About 40 years ago a group of women in Brattleboro got together to create a safe haven for other women in their community who were suffering from abuse.
The Women’s Crisis Center changed its name a few years ago to the Women’s Freedom Center. VPR’s Mitch Wertlieb spoke with Shari May, community outreach advocate for the Women’s Freedom Center.
The late 1960s and early 1970s marked a time of great change around civil rights issues, including women’s rights.
A group of women in Brattleboro originally planned to open a rape crisis center to focus on the problem of sexual assaults.
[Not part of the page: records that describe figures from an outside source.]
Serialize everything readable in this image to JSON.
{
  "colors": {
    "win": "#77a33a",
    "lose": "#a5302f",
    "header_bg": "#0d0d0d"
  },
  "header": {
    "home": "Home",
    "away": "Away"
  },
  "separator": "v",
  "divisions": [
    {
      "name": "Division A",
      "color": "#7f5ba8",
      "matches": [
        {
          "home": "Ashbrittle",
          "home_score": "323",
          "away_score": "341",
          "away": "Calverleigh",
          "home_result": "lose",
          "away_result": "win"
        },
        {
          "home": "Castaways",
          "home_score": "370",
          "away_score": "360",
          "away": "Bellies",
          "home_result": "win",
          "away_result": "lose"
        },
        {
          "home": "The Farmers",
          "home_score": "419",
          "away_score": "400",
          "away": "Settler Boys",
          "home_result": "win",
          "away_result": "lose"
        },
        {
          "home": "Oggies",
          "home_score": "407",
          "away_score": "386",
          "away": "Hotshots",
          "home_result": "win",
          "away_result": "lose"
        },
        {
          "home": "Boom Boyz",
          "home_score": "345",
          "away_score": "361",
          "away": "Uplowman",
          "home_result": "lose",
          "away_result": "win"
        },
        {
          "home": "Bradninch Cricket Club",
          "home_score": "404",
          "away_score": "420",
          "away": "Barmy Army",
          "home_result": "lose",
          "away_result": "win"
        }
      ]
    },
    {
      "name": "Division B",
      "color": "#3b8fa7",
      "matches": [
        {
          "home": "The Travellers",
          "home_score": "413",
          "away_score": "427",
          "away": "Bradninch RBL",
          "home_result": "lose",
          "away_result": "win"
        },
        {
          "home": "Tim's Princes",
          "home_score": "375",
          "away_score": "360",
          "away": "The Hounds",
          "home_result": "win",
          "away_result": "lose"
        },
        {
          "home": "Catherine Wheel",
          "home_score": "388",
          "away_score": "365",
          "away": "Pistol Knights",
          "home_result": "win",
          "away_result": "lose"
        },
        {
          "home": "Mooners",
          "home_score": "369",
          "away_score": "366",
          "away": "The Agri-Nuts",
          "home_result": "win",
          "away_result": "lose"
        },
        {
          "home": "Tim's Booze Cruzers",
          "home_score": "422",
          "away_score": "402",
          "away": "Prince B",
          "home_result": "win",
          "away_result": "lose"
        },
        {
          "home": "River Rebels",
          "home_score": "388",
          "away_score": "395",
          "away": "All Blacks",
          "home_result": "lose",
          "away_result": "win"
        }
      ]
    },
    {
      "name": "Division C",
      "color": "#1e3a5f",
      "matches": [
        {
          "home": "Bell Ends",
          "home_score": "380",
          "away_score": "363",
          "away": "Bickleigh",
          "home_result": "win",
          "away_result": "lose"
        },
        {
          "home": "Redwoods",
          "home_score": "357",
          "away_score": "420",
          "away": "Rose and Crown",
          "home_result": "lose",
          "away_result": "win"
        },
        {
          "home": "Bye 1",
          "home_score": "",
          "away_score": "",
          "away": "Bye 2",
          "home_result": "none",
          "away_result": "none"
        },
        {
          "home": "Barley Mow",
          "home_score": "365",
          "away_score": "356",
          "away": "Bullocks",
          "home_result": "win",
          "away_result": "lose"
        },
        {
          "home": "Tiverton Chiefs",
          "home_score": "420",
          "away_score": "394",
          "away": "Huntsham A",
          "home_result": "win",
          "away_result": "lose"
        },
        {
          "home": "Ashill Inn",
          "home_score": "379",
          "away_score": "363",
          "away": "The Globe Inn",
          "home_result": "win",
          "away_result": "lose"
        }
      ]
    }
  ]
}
“What they realized pretty early on was that most of the calls that were coming in were actually about women who were being beaten by their male partners and there was no template for this kind of advocacy. They taught themselves how to create a shelter, bringing women into their own homes for safety initially until they could find funds for that.”
The issue has not gone away over the decades, but May says there has been an increase in the number of services available to women, including more shelters.
“But sadly, that doesn’t really address society’s problem in ending the abuse,” May said, sharing a number of statistics.
- Domestic violence is still the leading cause of injury to women between the ages of 15-44
- It’s still the leading cause of death in pregnant women in the US
- It’s the leading cause of violent death for women in Vermont.
- The 2009 Vermont Crime Report said that 60 percent of violent crime in Vermont is happening in homes.
“Just because it’s happening behind closed doors doesn’t mean it’s not a community and a political issue,” May said. “Around the world in every culture, we all still live in a patriarchy and that is the root cause. We’re still working against some of the same age old thinking.”
More men need to be involved in the issue, May said. It’s a huge part of the outreach work done by the Women’s Freedom Center.
“The bottom line is that the traditional male code that can be so harmful to women and girls is also harmful to men and boys, and this isn’t ultimately about men versus women, it’s about the toxic conditioning that happens to everyone and restricts gender roles for everyone, so that’s something that we all can contribute to the larger conversation in our culture about the teaching of violent masculinity and gender stereotypes. We all certainly benefit from having that conversation,” May said. She stressed that these conversation need to happen among men and women, and among men themselves. “A lot of the respect or disrespect that men and boys are taught about women comes from other men.”
Next month the Women’s Freedom Center is holding an event to talk about violent masculinity. They’ll be showing the update to the documentary Tough Guise.
“We really want to take a look at where these lessons are coming from that perpetuate some of the myths and that still let perpetrators off the hook and help to silence victims of these crimes, shame or blame them. It’s all connected,” May said.
The Women’s Freedom Center will be showing “Tough Guise 2: Violence, Manhood & American Culture,” on May 1st at the Root in Brattleboro, with a discussion to follow.